Sim, é difícil colocar-se no lugar do juiz, colocar-se no lugar do semelhante. Não cabe abandonar as garantias constitucionais e legais. Por vezes, o julgador não pode e não deve atender ao clamor social. Quando isso ocorre, é alvo de crítica. O cidadão tem anseio de afastar mazelas e, muitas vezes, se esquece que em Direito o meio justifica o fim e não o fim ao meio. Esquece-se que as garantias são acionadas por quem cometeu desvio de conduta e que visam, acima de tudo, um julgamento justo.

O ativismo judicial é um problema dentro do STF ou tudo não passa de teoria da conspiração?

O que é o ativismo judicial? Evidentemente o rótulo diz respeito à atuação do Judiciário, como convém. Não se cria o critério de plantão. A atuação é vinculada ao direito aprovado pelo Congresso. A atuação marcante não se confunde com o direito alternativo, ou seja, o direito encontrado nas ruas. Não vejo — no que, por vezes, critica- se de forma exacerbada a atuação do Judiciário — teoria da conspiração. Alfim, é o direito de espernear, ou seja, de criticar o que de forma momentânea e isolada não convém ao dirigente, ao homem público ou ao cidadão.

Aliás, o senhor tem aspirações políticas? Alguma intenção de se candidatar?

Sinto-me, após 55 anos no serviço público, 42 em colegiado julgador e 31 no Supremo, realizado. Não almejo qualquer cargo, muito menos político. É hora de cuidar da convivência mais estreita em família, acompanhando o crescimento dos netos.

Nos anos 1990, eu sabia a escalação da seleção, mas não sabia o nome dos ministros do STF. Hoje sei o nome dos ministros, mas não tenho a menor ideia de quem seja o goleiro da seleção.
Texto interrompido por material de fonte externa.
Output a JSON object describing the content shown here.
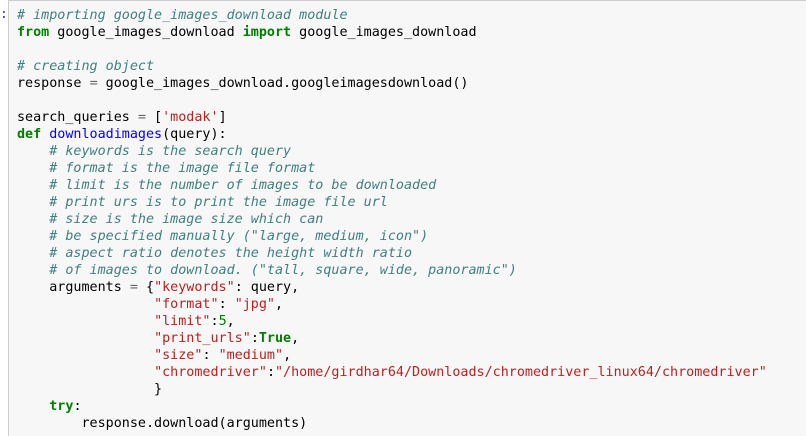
{
  "notebook": {
    "prompt": ":",
    "code_lines": [
      [
        {
          "t": "c",
          "v": "# importing google_images_download module"
        }
      ],
      [
        {
          "t": "k",
          "v": "from"
        },
        {
          "t": "n",
          "v": " google_images_download "
        },
        {
          "t": "k",
          "v": "import"
        },
        {
          "t": "n",
          "v": " google_images_download"
        }
      ],
      [],
      [
        {
          "t": "c",
          "v": "# creating object"
        }
      ],
      [
        {
          "t": "n",
          "v": "response "
        },
        {
          "t": "o",
          "v": "="
        },
        {
          "t": "n",
          "v": " google_images_download.googleimagesdownload()"
        }
      ],
      [],
      [
        {
          "t": "n",
          "v": "search_queries "
        },
        {
          "t": "o",
          "v": "="
        },
        {
          "t": "p",
          "v": " ["
        },
        {
          "t": "s",
          "v": "'modak'"
        },
        {
          "t": "p",
          "v": "]"
        }
      ],
      [
        {
          "t": "k",
          "v": "def"
        },
        {
          "t": "n",
          "v": " "
        },
        {
          "t": "f",
          "v": "downloadimages"
        },
        {
          "t": "p",
          "v": "(query):"
        }
      ],
      [
        {
          "t": "n",
          "v": "    "
        },
        {
          "t": "c",
          "v": "# keywords is the search query"
        }
      ],
      [
        {
          "t": "n",
          "v": "    "
        },
        {
          "t": "c",
          "v": "# format is the image file format"
        }
      ],
      [
        {
          "t": "n",
          "v": "    "
        },
        {
          "t": "c",
          "v": "# limit is the number of images to be downloaded"
        }
      ],
      [
        {
          "t": "n",
          "v": "    "
        },
        {
          "t": "c",
          "v": "# print urs is to print the image file url"
        }
      ],
      [
        {
          "t": "n",
          "v": "    "
        },
        {
          "t": "c",
          "v": "# size is the image size which can"
        }
      ],
      [
        {
          "t": "n",
          "v": "    "
        },
        {
          "t": "c",
          "v": "# be specified manually (\"large, medium, icon\")"
        }
      ],
      [
        {
          "t": "n",
          "v": "    "
        },
        {
          "t": "c",
          "v": "# aspect ratio denotes the height width ratio"
        }
      ],
      [
        {
          "t": "n",
          "v": "    "
        },
        {
          "t": "c",
          "v": "# of images to download. (\"tall, square, wide, panoramic\")"
        }
      ],
      [
        {
          "t": "n",
          "v": "    arguments "
        },
        {
          "t": "o",
          "v": "="
        },
        {
          "t": "p",
          "v": " {"
        },
        {
          "t": "s",
          "v": "\"keywords\""
        },
        {
          "t": "p",
          "v": ": query,"
        }
      ],
      [
        {
          "t": "n",
          "v": "                 "
        },
        {
          "t": "s",
          "v": "\"format\""
        },
        {
          "t": "p",
          "v": ": "
        },
        {
          "t": "s",
          "v": "\"jpg\""
        },
        {
          "t": "p",
          "v": ","
        }
      ],
      [
        {
          "t": "n",
          "v": "                 "
        },
        {
          "t": "s",
          "v": "\"limit\""
        },
        {
          "t": "p",
          "v": ":"
        },
        {
          "t": "num",
          "v": "5"
        },
        {
          "t": "p",
          "v": ","
        }
      ],
      [
        {
          "t": "n",
          "v": "                 "
        },
        {
          "t": "s",
          "v": "\"print_urls\""
        },
        {
          "t": "p",
          "v": ":"
        },
        {
          "t": "k",
          "v": "True"
        },
        {
          "t": "p",
          "v": ","
        }
      ],
      [
        {
          "t": "n",
          "v": "                 "
        },
        {
          "t": "s",
          "v": "\"size\""
        },
        {
          "t": "p",
          "v": ": "
        },
        {
          "t": "s",
          "v": "\"medium\""
        },
        {
          "t": "p",
          "v": ","
        }
      ],
      [
        {
          "t": "n",
          "v": "                 "
        },
        {
          "t": "s",
          "v": "\"chromedriver\""
        },
        {
          "t": "p",
          "v": ":"
        },
        {
          "t": "s",
          "v": "\"/home/girdhar64/Downloads/chromedriver_linux64/chromedriver\""
        }
      ],
      [
        {
          "t": "n",
          "v": "                 }"
        }
      ],
      [
        {
          "t": "n",
          "v": "    "
        },
        {
          "t": "k",
          "v": "try"
        },
        {
          "t": "p",
          "v": ":"
        }
      ],
      [
        {
          "t": "n",
          "v": "        response.download(arguments)"
        }
      ]
    ]
  }
}
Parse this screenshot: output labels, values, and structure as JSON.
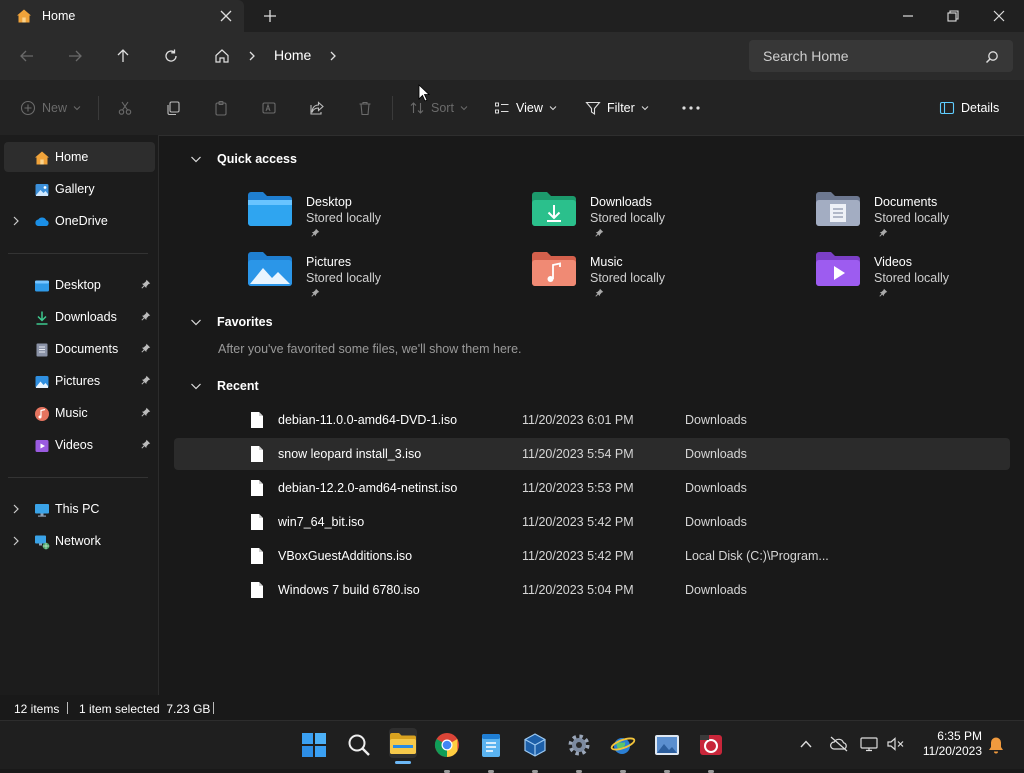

E conheço muita gente assim. A que o senhor atribui o inegável (mas controverso) protagonismo do STF hoje em dia? E mais: não seria mais saudável para a instituição se manter discreta?

Pergunto eu: o que é manter-se discreta? O Judiciário não atua de ofício. É provocado, visando formalizar a solução do conflito de interesses, restabelecendo a paz social. A sociedade passou a judicializar mais as questões. Então, o Supremo, provocado, atua segundo o Direito e emite decisão a respeito. Coloca-se na vitrine e é natural que o inconformados simplesmente usem o estilingue. A transparência, a publicidade, considerada até mesmo a TV Justiça — uma TV educativa —, deu ênfase à atuação do Judiciário.

Como o STF, em teoria, tem a decisão final sobre as coisas, nós aqui de fora ficamos com a impressão de que os ministros são semideuses. Como é lidar com esse poder de decisão final sobre, por exemplo, a prisão ou a liberdade de uma pessoa?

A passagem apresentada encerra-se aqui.